Der nächste Eklat folgte, als bei der Vergabe der festen Journalistenplätze kein türkisches Medium zum Zuge kam. Ein Unfall mit Ansage: Das Gericht hatte sich für eine Vergabe nach dem „Windhundprinzip“ entschieden - obwohl nahe lag, dass es Journalisten aus dem Ausland bei einem solchen Wettlauf aus organisatorischen Gründen schwer haben. Nun liegt die erste Verfassungsbeschwerde vor. Der Streit um die Rahmenbedingungen belastet das Verfahren, bevor es begonnen hat. Dabei gab es vor Beginn der Akkreditierung durchaus Versuche, das Gericht von einer anderen Verteilung zu überzeugen - doch sie fanden kein Gehör.

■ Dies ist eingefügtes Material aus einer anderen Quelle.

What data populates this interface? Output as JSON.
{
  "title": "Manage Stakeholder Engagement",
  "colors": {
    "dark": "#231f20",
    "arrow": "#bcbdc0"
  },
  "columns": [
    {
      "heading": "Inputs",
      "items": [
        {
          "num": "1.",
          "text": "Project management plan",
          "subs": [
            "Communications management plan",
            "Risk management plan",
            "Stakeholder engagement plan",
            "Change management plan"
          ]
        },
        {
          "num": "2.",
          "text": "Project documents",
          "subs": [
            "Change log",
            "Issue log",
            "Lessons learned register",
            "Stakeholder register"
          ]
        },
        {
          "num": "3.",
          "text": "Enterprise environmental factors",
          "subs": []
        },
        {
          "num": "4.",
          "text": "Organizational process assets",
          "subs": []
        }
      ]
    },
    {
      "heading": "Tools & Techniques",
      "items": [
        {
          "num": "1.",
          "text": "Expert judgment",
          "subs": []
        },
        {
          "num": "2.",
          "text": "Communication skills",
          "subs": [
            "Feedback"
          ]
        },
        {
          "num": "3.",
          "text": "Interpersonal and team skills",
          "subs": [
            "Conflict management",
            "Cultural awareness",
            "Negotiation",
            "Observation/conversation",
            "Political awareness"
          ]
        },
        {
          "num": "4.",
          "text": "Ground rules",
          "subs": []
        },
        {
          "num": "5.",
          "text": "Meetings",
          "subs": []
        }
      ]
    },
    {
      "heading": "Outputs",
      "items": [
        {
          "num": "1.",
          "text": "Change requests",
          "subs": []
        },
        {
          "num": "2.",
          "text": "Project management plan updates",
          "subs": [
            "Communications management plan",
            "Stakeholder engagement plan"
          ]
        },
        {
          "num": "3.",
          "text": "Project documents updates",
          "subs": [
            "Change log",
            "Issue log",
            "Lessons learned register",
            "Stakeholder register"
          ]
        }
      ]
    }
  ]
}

Angebote deutscher Medien, ihre Plätze zur Verfügung zu stellen, wurden abgelehnt. Das Gericht will kein rechtliches Risiko eingehen. Es bleibt bei einem strikt formalen Verfahren. Und auch diejenigen, die einen Platz ergattert haben, verlieren ihn möglicherweise, wenn sie nur einen kurzen Moment den Saal verlassen. Es klingt wie eine Posse: Nicht einmal auf die Anfrage, ob Journalisten während eines Verhandlungstages zwischendurch auf die Toilette dürfen, ohne ihren Platz zu verlieren, wollte das Gericht eine verbindliche Auskunft geben. Stattdessen ging die Pressestelle auf Tauchstation: Fragen zur „Anordnung und Durchführung des Akkreditierungsverfahrens“ würden bis auf weiteres nicht mehr beantwortet, hieß es in einer Mitteilung. Ein Gericht schottet sich ab.